Le professionnel doit absolument déterminer qui seront les utilisateurs des états financiers et à quelles fins les états financiers seront utilisés, et ce, dès le début de la mission. Il est conseillé de clairement établir ces éléments dans la lettre de mission.

La publication d’états financiers audités ou ayant fait l’objet d’un examen pour les besoins d’un achat ou d’une vente peut parfois poser problème. Le professionnel doit savoir à quelles fins les états financiers seront utilisés pour déterminer le seuil de signification. Ce seuil sera sans doute moins élevé si les états financiers, ou certains de leurs éléments comme les créances clients ou les stocks, sont utilisés pour établir la valeur de l’entreprise.

Décisions de placement

Des réclamations sont parfois présentées par des actionnaires et des investisseurs qui se sont appuyés sur les états financiers pour prendre des décisions de placement. Là encore, le comptable doit connaître les fins auxquelles les états financiers seront utilisés et qui seront leurs utilisateurs potentiels. Bien qu’un audit ou un examen ne vise pas à aider les actionnaires ou les investisseurs externes à prendre des décisions en fonction de leurs propres intérêts, des problèmes peuvent survenir quand le comptable sait que les états financiers seront remis à ces utilisateurs pour les encourager à investir. 
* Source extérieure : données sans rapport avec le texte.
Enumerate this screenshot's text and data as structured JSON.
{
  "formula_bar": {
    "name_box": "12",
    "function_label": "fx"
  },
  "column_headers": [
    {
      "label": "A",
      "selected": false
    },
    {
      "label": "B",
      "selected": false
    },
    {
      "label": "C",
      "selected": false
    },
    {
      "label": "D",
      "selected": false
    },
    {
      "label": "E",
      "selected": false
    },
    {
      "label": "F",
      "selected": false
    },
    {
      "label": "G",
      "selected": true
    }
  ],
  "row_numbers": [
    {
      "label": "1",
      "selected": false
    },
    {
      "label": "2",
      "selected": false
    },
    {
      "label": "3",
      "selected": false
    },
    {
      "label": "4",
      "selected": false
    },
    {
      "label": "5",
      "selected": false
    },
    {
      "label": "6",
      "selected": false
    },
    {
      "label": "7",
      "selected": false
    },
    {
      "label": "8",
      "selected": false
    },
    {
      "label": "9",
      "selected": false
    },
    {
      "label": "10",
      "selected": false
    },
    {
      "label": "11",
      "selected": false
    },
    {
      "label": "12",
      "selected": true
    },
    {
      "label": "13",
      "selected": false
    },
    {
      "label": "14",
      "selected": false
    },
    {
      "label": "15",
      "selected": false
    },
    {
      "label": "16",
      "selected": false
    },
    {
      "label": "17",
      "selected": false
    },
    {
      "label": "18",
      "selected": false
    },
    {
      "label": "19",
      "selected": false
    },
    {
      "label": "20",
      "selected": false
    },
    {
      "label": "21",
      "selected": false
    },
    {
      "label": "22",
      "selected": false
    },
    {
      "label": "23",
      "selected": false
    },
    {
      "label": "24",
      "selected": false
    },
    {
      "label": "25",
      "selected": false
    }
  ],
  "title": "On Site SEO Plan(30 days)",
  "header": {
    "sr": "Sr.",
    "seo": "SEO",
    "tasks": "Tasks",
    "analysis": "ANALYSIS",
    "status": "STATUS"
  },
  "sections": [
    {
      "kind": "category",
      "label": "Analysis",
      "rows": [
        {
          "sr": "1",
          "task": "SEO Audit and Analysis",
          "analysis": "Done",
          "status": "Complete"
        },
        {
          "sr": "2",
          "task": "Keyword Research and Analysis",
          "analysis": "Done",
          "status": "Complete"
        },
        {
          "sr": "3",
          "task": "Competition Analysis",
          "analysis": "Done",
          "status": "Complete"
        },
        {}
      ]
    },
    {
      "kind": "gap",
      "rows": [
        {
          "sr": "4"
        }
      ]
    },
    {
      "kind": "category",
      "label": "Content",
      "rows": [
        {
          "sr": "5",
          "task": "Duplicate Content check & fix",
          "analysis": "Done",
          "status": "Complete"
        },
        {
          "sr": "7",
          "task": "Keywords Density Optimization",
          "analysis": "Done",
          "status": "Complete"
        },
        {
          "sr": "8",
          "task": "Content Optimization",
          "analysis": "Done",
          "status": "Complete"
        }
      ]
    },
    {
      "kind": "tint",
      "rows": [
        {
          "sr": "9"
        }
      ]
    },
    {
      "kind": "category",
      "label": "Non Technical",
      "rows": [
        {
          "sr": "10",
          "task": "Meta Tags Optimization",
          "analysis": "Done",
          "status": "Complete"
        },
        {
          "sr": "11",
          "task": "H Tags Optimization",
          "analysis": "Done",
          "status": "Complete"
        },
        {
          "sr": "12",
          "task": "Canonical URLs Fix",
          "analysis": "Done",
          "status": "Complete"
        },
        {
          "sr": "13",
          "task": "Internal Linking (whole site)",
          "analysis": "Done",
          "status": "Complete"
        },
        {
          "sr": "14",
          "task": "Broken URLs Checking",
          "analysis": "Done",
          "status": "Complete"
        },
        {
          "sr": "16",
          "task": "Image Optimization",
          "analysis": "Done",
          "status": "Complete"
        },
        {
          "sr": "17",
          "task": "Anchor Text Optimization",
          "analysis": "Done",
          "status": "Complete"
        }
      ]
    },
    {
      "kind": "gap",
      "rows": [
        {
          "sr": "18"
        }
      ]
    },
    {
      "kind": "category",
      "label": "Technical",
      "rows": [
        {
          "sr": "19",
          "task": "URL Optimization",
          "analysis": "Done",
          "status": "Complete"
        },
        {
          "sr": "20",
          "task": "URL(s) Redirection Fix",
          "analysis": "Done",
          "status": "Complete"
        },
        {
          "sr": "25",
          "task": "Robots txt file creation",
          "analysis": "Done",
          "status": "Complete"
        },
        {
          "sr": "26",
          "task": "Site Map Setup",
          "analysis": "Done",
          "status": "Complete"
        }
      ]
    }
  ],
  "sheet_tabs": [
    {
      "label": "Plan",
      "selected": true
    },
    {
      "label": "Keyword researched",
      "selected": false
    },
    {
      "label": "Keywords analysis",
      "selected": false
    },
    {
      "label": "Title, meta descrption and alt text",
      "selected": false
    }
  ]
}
On remarque que de plus en plus d’investisseurs qui s’estiment lésés intentent des recours collectifs contre les professionnels impliqués, notamment les comptables. Ces réclamations surviennent généralement quand les états financiers ont été joints au prospectus ou quand l’affaire ou le projet de placement était une arnaque.

Différends familiaux et entre actionnaires

Différends familiaux

Il n’est pas rare que des réclamations soient présentées dans le contexte d’un différend familial ou matrimonial, lorsque les états financiers sont utilisés pour déterminer la valeur de l’entreprise et calculer le patrimoine familial net. Comme nous l’avons déjà mentionné, la connaissance de l’utilisation prévue des états financiers aura une incidence sur l’établissement du seuil de signification. De plus, il est important d’être au fait des intérêts de la partie qui participe à l’entreprise, car elle a peut-être avantage à ce que celle-ci soit sous-évaluée.

Le comptable devrait éviter de se placer en situation de conflit d’intérêts dans un tel contexte, particulièrement quand les deux époux participaient à l’entreprise et que ce n’est plus le cas pour l’un d’eux, mais que les deux veulent continuer de faire appel aux services du comptable.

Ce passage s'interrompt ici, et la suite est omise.